The bank stress tests definitely aren’t helpful for solving the financial crisis and may be harmful, experts tell CNBC.com.
Results are due this afternoon. Leaks indicate the conclusion will be that while several major banks need large capital infusions, none of the 19 institutions tested are in dire straits.
“This whole process has been a fiasco,” says independent bank analyst Bert Ely.
"There are strongly different opinions on the conditions of these banks. This has aggravated it without necessarily settling anything. The majority of the sentiment in the market is that the stress tests results (will be) too optimistic."
By giving an overly rosy view of the banks’ health, the stress test results may inhibit necessary changes in the banking industry, experts say.

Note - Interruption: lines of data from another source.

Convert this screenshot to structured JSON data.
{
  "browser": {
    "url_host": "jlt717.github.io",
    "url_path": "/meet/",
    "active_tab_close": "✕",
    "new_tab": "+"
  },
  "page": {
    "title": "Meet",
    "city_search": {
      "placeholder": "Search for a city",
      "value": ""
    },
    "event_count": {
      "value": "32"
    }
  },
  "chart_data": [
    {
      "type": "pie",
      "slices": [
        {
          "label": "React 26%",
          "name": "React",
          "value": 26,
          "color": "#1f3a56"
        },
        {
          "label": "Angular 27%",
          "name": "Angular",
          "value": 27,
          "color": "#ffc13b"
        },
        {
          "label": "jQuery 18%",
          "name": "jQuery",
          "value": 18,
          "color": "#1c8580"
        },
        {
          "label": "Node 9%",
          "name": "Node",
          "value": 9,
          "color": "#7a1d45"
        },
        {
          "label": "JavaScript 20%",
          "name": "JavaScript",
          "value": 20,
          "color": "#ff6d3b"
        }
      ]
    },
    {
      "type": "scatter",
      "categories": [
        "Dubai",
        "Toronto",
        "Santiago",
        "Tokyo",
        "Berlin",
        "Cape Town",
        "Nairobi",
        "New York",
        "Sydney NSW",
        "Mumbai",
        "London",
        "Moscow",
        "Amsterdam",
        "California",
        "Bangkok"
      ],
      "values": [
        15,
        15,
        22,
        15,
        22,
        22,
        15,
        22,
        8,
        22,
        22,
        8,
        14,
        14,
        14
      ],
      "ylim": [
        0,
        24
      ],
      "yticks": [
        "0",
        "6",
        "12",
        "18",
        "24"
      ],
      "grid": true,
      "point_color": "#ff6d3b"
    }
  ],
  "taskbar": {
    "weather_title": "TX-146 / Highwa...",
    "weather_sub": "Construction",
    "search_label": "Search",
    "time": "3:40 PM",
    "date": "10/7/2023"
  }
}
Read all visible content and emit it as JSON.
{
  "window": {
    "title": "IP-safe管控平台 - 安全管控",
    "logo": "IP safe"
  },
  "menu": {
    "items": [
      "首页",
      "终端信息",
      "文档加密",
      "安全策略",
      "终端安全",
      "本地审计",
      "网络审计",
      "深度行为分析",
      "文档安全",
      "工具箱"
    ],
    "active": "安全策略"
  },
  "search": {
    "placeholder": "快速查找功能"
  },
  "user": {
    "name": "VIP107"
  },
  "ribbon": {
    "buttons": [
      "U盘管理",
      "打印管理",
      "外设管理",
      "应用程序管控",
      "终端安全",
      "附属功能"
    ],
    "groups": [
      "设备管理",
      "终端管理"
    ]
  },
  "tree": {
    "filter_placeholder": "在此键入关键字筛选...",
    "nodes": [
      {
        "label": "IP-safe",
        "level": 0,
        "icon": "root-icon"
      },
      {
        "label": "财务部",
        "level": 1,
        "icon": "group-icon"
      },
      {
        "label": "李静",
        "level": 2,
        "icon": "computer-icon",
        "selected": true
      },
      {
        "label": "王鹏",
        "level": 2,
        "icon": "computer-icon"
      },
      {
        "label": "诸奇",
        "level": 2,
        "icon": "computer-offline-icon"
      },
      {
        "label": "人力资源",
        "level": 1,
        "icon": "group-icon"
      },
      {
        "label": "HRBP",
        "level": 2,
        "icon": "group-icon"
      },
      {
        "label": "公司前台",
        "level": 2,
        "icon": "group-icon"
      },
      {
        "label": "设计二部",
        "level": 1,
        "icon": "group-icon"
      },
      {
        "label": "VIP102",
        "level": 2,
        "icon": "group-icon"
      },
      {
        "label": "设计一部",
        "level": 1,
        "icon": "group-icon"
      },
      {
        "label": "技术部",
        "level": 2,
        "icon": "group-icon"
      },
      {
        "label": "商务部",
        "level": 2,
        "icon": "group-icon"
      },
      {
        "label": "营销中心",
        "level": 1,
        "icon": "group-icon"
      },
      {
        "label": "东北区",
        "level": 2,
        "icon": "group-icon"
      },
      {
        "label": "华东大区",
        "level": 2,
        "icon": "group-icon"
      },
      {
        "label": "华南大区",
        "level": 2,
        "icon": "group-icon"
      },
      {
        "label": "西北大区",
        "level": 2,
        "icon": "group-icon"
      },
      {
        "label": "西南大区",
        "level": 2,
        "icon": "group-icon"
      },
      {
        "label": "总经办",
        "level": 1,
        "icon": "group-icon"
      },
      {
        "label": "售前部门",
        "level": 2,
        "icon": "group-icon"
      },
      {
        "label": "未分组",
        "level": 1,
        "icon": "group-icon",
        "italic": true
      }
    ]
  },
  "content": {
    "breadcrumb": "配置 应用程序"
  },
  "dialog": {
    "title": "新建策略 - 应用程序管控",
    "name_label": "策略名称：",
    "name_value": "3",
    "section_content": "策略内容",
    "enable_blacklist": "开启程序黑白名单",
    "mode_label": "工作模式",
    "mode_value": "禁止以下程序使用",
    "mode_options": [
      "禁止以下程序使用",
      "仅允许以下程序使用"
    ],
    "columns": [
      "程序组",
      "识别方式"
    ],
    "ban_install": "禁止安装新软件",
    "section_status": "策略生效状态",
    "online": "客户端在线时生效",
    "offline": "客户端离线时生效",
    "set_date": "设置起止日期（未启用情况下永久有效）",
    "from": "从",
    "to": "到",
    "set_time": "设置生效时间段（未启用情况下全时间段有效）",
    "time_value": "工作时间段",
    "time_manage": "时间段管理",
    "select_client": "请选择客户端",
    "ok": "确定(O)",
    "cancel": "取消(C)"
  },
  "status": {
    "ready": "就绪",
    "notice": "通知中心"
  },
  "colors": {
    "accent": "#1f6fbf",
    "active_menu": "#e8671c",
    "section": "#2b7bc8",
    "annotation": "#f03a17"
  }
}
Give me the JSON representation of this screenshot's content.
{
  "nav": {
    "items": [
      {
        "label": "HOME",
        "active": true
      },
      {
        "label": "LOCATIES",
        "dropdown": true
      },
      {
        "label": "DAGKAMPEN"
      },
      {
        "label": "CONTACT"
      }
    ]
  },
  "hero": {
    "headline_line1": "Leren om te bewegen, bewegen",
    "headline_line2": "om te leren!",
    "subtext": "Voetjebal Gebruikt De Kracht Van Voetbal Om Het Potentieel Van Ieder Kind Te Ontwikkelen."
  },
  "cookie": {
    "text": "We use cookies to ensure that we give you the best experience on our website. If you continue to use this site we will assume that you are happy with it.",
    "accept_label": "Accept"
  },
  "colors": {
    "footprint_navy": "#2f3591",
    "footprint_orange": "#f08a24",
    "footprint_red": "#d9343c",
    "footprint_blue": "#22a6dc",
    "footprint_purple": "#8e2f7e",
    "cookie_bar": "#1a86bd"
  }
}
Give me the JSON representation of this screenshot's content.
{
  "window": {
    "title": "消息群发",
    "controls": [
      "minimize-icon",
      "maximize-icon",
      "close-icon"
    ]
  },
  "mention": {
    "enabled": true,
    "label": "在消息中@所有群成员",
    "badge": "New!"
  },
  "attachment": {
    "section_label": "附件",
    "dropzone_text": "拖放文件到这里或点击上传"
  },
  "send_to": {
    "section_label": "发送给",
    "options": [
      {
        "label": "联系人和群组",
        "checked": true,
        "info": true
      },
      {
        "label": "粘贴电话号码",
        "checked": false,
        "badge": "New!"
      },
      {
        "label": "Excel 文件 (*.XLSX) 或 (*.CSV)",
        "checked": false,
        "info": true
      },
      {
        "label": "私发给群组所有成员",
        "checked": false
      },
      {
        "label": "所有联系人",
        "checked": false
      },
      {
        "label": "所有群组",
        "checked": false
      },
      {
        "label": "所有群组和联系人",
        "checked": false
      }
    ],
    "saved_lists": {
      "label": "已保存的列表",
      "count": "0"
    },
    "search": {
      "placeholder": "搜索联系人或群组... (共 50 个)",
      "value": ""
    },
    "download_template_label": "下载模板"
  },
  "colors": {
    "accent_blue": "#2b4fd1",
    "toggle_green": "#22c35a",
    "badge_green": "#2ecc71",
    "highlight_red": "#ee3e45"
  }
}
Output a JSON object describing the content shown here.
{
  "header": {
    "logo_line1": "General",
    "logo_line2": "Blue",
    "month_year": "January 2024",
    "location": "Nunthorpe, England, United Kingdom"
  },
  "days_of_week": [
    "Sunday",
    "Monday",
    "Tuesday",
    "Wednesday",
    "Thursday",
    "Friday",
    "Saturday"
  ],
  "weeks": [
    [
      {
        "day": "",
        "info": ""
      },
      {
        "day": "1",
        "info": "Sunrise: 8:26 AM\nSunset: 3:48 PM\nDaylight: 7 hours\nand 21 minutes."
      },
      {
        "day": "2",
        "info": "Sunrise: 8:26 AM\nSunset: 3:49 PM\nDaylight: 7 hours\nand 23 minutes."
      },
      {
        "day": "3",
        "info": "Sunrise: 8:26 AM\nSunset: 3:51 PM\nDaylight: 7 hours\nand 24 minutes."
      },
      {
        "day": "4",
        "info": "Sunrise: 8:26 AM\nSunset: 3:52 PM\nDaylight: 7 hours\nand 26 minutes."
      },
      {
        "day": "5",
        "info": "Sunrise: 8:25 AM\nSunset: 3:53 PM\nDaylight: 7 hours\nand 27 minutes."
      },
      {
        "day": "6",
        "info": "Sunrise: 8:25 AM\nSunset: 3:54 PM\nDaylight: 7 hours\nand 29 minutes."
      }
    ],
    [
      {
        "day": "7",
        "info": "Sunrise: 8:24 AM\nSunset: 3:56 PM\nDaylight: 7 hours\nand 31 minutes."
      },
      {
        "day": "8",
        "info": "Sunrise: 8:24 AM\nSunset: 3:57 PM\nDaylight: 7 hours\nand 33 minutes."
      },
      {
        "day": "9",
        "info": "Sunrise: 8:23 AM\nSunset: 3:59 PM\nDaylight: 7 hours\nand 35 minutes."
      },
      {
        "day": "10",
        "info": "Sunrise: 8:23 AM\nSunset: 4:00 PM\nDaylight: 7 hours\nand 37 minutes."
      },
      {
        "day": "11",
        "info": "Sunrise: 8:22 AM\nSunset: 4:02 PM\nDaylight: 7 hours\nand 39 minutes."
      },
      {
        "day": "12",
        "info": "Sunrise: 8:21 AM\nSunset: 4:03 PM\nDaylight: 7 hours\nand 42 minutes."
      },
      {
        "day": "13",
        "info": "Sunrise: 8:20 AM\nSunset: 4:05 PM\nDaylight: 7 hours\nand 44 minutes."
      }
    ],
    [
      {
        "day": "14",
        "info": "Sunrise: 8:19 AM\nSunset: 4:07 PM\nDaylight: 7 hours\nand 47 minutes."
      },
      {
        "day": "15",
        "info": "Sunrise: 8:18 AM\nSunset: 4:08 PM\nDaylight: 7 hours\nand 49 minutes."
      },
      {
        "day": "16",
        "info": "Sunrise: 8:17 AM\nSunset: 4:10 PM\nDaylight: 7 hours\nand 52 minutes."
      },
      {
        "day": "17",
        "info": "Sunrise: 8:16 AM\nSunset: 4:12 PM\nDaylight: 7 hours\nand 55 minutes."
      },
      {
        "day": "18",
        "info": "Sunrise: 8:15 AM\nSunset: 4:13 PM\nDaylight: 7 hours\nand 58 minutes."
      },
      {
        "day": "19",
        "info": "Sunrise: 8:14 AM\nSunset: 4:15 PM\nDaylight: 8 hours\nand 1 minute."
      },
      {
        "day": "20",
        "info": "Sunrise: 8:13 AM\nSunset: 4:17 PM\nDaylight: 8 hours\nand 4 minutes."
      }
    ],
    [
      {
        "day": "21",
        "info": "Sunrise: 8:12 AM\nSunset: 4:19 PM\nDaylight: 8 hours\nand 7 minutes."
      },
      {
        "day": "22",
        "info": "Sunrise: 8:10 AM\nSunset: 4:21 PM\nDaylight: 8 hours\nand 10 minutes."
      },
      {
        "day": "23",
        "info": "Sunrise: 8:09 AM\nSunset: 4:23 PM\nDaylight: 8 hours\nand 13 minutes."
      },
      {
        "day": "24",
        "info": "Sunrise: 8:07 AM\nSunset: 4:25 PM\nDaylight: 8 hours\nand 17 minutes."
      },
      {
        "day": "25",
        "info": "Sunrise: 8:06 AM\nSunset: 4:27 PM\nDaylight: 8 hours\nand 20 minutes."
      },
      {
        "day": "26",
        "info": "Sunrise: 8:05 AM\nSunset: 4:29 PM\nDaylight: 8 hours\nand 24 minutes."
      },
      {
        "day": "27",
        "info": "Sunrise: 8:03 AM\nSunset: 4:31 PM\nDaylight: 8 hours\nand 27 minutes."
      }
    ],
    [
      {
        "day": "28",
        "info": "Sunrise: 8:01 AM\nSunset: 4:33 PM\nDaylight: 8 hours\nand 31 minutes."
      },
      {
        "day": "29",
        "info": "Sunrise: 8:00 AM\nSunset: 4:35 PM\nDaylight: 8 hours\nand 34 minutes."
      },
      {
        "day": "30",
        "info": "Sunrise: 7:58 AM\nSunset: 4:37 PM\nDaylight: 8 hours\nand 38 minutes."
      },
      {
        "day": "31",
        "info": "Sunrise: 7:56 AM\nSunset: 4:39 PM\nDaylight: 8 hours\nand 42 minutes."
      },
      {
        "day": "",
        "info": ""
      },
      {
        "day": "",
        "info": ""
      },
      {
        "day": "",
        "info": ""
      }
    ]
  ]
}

“I think the government’s policies have all run against each other,” says Paul Miller, banking analyst at FBR Capital Markets.
“They keep throwing things out there to see what sticks.”
There is a good chance that banks in need of additional capital will simply convert preferred shares into common to accomplish the trick.
Ely sees such a strategy as smoke and mirrors. “That does not put a single additional dollar into the bank,” he points out.
Others blast the stress tests too.
“We should never have publicly announced that we were doing stress tests. ... All we did is stir up the markets,” former FDIC Chairman William Isaac tells Bloomberg.